Ngāi Tahu unveil a pouwhenua, carved sign and tukutuku panels in Antarctica
A pouwhenua, carved Scott Base sign and tukutuku panels created by Ngāi Tahu artists will be unveiled at Scott Base on Sunday 20 January.
Prime Minister John Key, Ngāi Tahu Kaiwhakahaere Tā Mark Solomon, and master weaver Ranui Ngarimu will take part in the special ceremony.
Geographically, Ngāi Tahu is the closest iwi to Antarctica. On behalf of all Māori, Ngāi Tahu were invited by Antarctica New Zealand to make a carved pouwhenua (marker post) and tukutuku panels (traditional decorative wall panels) for Scott Base.
Ngāi Tahu Kaiwhakahaere Tā Mark Solomon says it is an honour to be tasked with creating a cultural marker at Antarctica.

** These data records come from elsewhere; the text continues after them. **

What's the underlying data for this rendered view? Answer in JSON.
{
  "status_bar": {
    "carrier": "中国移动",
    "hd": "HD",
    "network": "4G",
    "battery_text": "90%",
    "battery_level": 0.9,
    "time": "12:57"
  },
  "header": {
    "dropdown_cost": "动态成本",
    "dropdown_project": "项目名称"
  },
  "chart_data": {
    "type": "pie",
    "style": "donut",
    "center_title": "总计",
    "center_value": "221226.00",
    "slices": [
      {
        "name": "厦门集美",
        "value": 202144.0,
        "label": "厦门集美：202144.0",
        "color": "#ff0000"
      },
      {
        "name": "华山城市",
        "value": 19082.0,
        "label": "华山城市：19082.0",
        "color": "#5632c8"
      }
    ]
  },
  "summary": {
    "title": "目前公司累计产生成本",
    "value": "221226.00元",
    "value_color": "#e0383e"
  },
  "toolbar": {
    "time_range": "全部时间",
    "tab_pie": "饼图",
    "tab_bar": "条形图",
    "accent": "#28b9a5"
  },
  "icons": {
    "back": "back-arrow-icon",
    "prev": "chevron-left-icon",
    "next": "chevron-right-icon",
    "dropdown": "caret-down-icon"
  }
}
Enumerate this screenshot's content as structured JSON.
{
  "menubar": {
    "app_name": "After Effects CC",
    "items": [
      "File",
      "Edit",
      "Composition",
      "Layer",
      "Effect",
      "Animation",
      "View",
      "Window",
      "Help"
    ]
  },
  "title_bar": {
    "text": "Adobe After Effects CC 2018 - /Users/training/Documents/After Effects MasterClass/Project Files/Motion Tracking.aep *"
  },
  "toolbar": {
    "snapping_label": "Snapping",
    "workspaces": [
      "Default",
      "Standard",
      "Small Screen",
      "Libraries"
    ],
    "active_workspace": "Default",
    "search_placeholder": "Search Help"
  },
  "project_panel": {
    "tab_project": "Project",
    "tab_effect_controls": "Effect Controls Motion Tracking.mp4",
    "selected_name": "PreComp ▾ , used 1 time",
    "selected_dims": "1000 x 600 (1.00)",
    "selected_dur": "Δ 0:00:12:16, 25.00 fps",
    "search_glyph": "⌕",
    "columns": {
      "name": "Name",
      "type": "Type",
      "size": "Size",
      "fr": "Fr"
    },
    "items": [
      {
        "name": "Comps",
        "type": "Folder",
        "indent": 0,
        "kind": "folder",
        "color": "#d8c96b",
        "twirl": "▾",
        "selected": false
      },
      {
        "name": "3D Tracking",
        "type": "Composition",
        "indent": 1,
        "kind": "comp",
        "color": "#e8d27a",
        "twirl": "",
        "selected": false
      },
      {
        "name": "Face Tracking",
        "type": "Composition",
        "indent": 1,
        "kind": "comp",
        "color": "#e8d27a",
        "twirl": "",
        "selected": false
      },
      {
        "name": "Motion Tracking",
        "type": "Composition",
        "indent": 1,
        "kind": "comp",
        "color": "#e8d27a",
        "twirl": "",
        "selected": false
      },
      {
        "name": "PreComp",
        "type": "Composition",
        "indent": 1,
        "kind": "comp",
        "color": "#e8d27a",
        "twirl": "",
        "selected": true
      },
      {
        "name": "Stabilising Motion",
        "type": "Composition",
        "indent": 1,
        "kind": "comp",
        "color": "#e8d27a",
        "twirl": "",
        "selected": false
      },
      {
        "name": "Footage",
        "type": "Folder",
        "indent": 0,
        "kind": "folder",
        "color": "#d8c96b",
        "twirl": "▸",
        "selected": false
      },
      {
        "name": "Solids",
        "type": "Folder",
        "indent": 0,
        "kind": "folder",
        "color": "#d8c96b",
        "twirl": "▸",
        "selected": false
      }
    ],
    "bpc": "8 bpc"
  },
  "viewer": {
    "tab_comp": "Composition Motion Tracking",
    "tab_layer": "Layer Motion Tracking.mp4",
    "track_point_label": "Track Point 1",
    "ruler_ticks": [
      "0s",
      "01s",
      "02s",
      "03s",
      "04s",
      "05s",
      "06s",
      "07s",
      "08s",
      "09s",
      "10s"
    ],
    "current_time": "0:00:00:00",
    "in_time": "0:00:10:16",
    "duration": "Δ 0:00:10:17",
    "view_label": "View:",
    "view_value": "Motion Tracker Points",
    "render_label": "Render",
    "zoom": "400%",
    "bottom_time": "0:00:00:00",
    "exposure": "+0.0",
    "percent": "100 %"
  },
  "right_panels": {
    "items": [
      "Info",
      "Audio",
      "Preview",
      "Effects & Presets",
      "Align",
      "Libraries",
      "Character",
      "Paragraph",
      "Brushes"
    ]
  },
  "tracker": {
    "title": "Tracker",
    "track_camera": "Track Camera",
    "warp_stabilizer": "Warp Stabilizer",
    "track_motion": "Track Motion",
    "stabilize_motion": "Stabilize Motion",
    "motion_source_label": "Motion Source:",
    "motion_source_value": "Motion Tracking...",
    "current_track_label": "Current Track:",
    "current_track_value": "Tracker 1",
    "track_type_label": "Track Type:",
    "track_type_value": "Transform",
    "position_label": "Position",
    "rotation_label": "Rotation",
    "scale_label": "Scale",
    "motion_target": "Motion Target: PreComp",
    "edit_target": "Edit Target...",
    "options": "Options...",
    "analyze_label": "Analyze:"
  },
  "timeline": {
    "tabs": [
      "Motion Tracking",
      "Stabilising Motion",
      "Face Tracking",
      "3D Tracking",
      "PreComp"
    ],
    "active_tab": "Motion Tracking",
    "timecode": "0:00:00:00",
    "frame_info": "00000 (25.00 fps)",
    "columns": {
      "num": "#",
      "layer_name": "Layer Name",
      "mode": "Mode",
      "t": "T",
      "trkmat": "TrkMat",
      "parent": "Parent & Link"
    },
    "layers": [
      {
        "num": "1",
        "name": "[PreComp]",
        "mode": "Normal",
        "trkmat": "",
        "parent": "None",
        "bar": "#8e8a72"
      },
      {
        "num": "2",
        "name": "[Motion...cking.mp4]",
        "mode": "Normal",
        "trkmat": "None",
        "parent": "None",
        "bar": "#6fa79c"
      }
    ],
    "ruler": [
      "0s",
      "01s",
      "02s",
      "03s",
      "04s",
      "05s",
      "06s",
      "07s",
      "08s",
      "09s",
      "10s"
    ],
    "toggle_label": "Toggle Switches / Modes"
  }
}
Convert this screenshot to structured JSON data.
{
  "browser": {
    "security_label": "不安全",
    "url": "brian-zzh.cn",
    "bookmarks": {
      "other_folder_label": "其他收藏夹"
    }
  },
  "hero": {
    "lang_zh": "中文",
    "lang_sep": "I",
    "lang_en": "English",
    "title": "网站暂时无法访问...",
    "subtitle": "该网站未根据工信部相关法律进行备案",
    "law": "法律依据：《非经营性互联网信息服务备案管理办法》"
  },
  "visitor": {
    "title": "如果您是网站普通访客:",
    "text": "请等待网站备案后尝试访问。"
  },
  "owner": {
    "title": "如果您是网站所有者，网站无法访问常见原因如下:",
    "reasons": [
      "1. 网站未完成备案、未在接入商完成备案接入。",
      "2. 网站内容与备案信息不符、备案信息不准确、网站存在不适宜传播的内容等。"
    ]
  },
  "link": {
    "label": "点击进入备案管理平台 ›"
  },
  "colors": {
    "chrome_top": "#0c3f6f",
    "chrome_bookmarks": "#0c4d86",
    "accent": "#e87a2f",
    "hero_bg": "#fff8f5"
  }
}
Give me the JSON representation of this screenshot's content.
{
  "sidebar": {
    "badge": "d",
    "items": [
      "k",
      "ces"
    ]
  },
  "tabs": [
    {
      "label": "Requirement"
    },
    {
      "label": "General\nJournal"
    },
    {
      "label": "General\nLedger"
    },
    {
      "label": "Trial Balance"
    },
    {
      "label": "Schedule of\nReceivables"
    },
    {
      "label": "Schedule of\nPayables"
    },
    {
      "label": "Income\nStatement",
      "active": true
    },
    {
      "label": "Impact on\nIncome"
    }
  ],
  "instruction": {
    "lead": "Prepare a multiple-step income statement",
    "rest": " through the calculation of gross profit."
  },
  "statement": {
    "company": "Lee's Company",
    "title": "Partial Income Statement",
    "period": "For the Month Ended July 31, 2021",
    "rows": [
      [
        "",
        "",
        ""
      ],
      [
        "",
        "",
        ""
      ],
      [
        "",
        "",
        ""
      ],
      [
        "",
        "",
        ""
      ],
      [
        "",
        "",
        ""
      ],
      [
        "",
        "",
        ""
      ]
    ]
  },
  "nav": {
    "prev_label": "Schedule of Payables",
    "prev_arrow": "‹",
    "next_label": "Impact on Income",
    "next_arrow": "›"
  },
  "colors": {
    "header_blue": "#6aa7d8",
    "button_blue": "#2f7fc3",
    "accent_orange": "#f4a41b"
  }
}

“Māori have a long history of exploration akin to those who go to Antarctica. It has been our privilege to create a pouwhenua that depicts this characteristic we share, with Māori and with those who journey to Antarctica.”
Master carver Fayne Robinson (Poutini, Ngāi Tahu) designed and carved the 2m tall pouwhenua.
The pouwhenua personifies exploration, adventure and discovery, which are defining characteristics of all people, past and present, who journey to Antarctica.
The head of the pouwhenua looks straight up to the sky as a symbol of celestial navigation. It is decorated with stars, waves, water and animals depicting nature and representing the importance of the environment.
To maintain a physical connection with New Zealand, the totara used for the head of the pouwhenua was cut out of the same piece of timber used to make the main support beam of the Ngāti Waewae Tuhuru Wharenui (West Coast, South Island).
Under the direction of Fayne Robinson, trainee carvers Caleb Robinson (Poutini, Ngāi Tahu), Mahana Coulston (Poutini, Ngāi Tahu), Jamie Whittle (Ngāi Tūāhuriri), worked together on two carved panels to be installed in the recreation room at Scott Base.
They also carved a Scott Base sign, to be placed at the entrance of the base.
To accompany the pouwhenua and the sign, two tukutuku panels have been designed by Ngāi Tahu master weaver Ranui Ngarimu (Ngāi Tahu, Ōraka-Aparima). The panels are to be mounted upon the Leaders Wall and the Memorial Wall inside Scott Base.
Each tukutuku panel features traditional designs to tell their stories. The memorial panel, He Maumahara, shows many crosses or stars shinning in the night sky, acknowledging those who have been to Antarctica and passed on.
The second panel, He Manukura, speaks of leadership, or those who have inspired others. It acknowledges and tells the story of the on-going journey of learning and portrays the story of people who continue to research in Antarctica.
Ngāti Waewae weavers from the West Coast of the South Island and Antarctica New Zealand staff assisted Ranui Ngarimu in creating the tukutuku panels.